Trust in media and independent journalism are essential prerequisites for building democracy. However, trust in journalism is falling in the face of disinformation and political propaganda and a deep crisis for pluralism threatens Europe and the countries of South East Europe and Turkey.
But change is on the way. Media and journalists’ leaders are coming together to break the cycle of corruption and undue political influence on journalism.
They are partners in the Ethical Journalism Network programme – Building Trust in Media in South East Europe and Turkey – which is opening the door to fresh ideas on how to reverse the trend of falling public confidence and at the same time to build a viable and realistic future for sustainable ethical journalism.
Already some leading news outlets in Serbia, Kosovo, Montenegro and Macedonia have signed up.
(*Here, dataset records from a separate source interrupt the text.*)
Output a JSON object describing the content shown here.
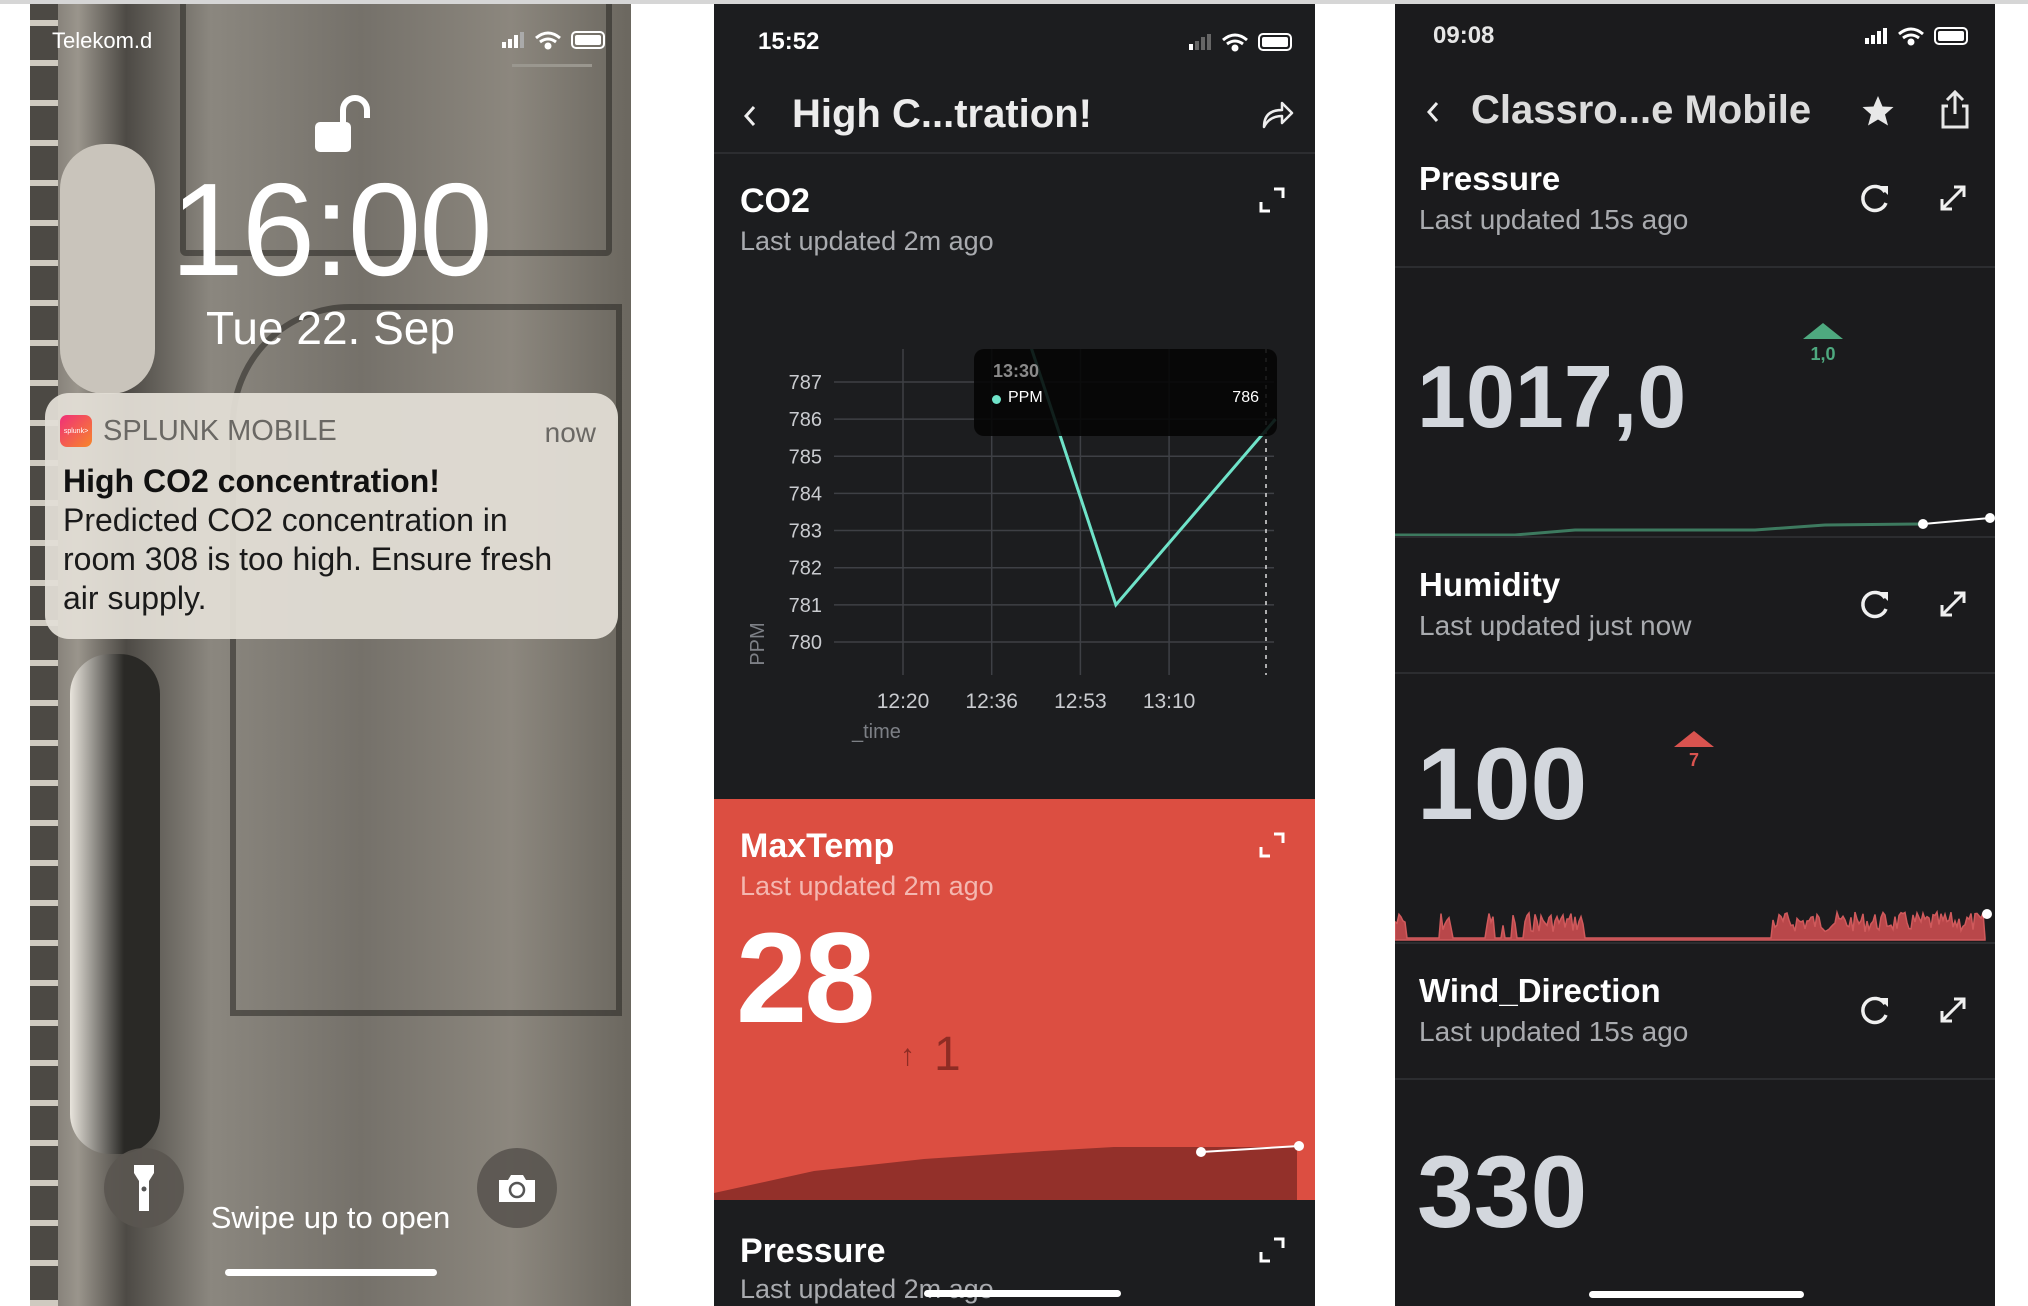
{
  "lock_screen": {
    "carrier": "Telekom.d",
    "time": "16:00",
    "date": "Tue 22. Sep",
    "notification": {
      "app_name": "SPLUNK MOBILE",
      "app_logo_text": "splunk>",
      "timestamp": "now",
      "title": "High CO2 concentration!",
      "body_lines": [
        "Predicted CO2 concentration in",
        "room 308 is too high. Ensure fresh",
        "air supply."
      ]
    },
    "hint": "Swipe up to open",
    "icons": {
      "lock": "unlocked-padlock-icon",
      "flashlight": "flashlight-icon",
      "camera": "camera-icon"
    }
  },
  "alert_screen": {
    "status_time": "15:52",
    "title": "High C...tration!",
    "panels": [
      {
        "title": "CO2",
        "updated": "Last updated 2m ago"
      },
      {
        "title": "MaxTemp",
        "updated": "Last updated 2m ago",
        "value": "28",
        "delta_arrow": "↑",
        "delta": "1"
      },
      {
        "title": "Pressure",
        "updated": "Last updated 2m ago"
      }
    ],
    "tooltip": {
      "time": "13:30",
      "series": "PPM",
      "value": "786"
    },
    "colors": {
      "line": "#6fe3c9",
      "alert": "#dc4e41",
      "alert_dark": "#93302a",
      "background": "#1c1d1f"
    }
  },
  "chart_data": {
    "type": "line",
    "title": "",
    "xlabel": "_time",
    "ylabel": "PPM",
    "x_ticks": [
      "12:20",
      "12:36",
      "12:53",
      "13:10"
    ],
    "y_ticks": [
      787,
      786,
      785,
      784,
      783,
      782,
      781,
      780
    ],
    "ylim": [
      779.3,
      788
    ],
    "grid": true,
    "series": [
      {
        "name": "PPM",
        "x": [
          "12:40",
          "13:00",
          "13:30"
        ],
        "values": [
          789.7,
          781,
          786
        ]
      }
    ]
  },
  "dashboard_screen": {
    "status_time": "09:08",
    "title": "Classro...e Mobile",
    "panels": [
      {
        "title": "Pressure",
        "updated": "Last updated 15s ago",
        "value": "1017,0",
        "delta": "1,0",
        "trend": "up",
        "trend_color": "#4ea97f"
      },
      {
        "title": "Humidity",
        "updated": "Last updated just now",
        "value": "100",
        "delta": "7",
        "trend": "up",
        "trend_color": "#d9534f"
      },
      {
        "title": "Wind_Direction",
        "updated": "Last updated 15s ago",
        "value": "330"
      }
    ]
  }
}
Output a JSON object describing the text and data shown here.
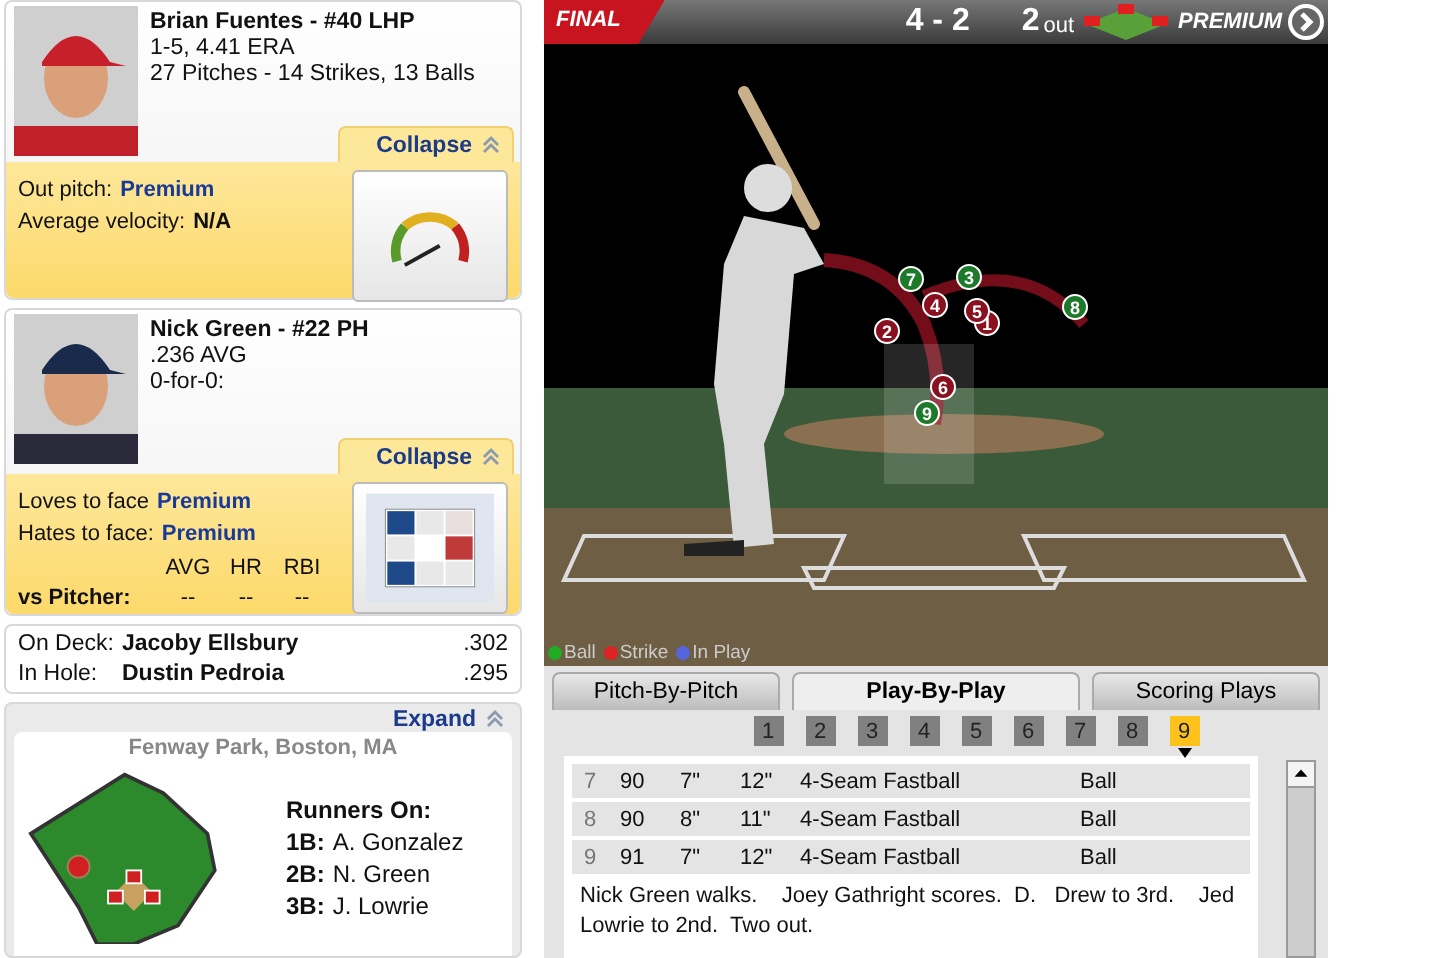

More media in Bosnia-Hercegovina, Albania and Turkey will join the process and a regional conference is planned in the year up to July 2019.
This innovative project strengthens journalism and identifies media that are committed to ethics and transparency. These independent newsrooms lead the way in public interest journalism. They are bulwarks of independent, ethical journalism and must be given support to keep democracy alive in the region.
Why does ethical journalism need support?
Journalism is in crisis and needs urgent help, not least because of an information revolution that has created a whirlwind of change but has also broken the market models that used to provide revenues from advertising and circulation that paid for independent journalism.
In South East Europe and Turkey the crisis is even more profound given the history of conflict, propaganda and political pressure that has created a fragmented and polarised media environment.
Unless solutions are found that will help identify and support independent news outlets, news media will become increasingly the trophy possessions of oligarchs, political players and self-interested centres of power.
How do media show they are free and independent?
Media across South East Europe have identified three critical areas which are benchmarks for quality and public trust:
Ethical News: Journalists and editors must show they are committed to cardinal principles of reporting, particularly through the adoption of a code of conduct for journalism which embraces the five core values of journalism developed by the Ethical Journalism Network – accuracy, independence, impartiality, humanity and transparency. These values are essential for embedding the ideals of accountable and responsible journalism.
Good Governance: The Ethical Journalism Network has launched Ethical Media Audits, a system of self-governance and reporting developed in consultation with regional owners, managers and editors. These help news media define the way they work according to basic standards of transparency and responsible management. These audits are a way of guaranteeing respect for human rights and preventing secret and corrupt forms of interference or conflicts of interest in the ownership and management of media.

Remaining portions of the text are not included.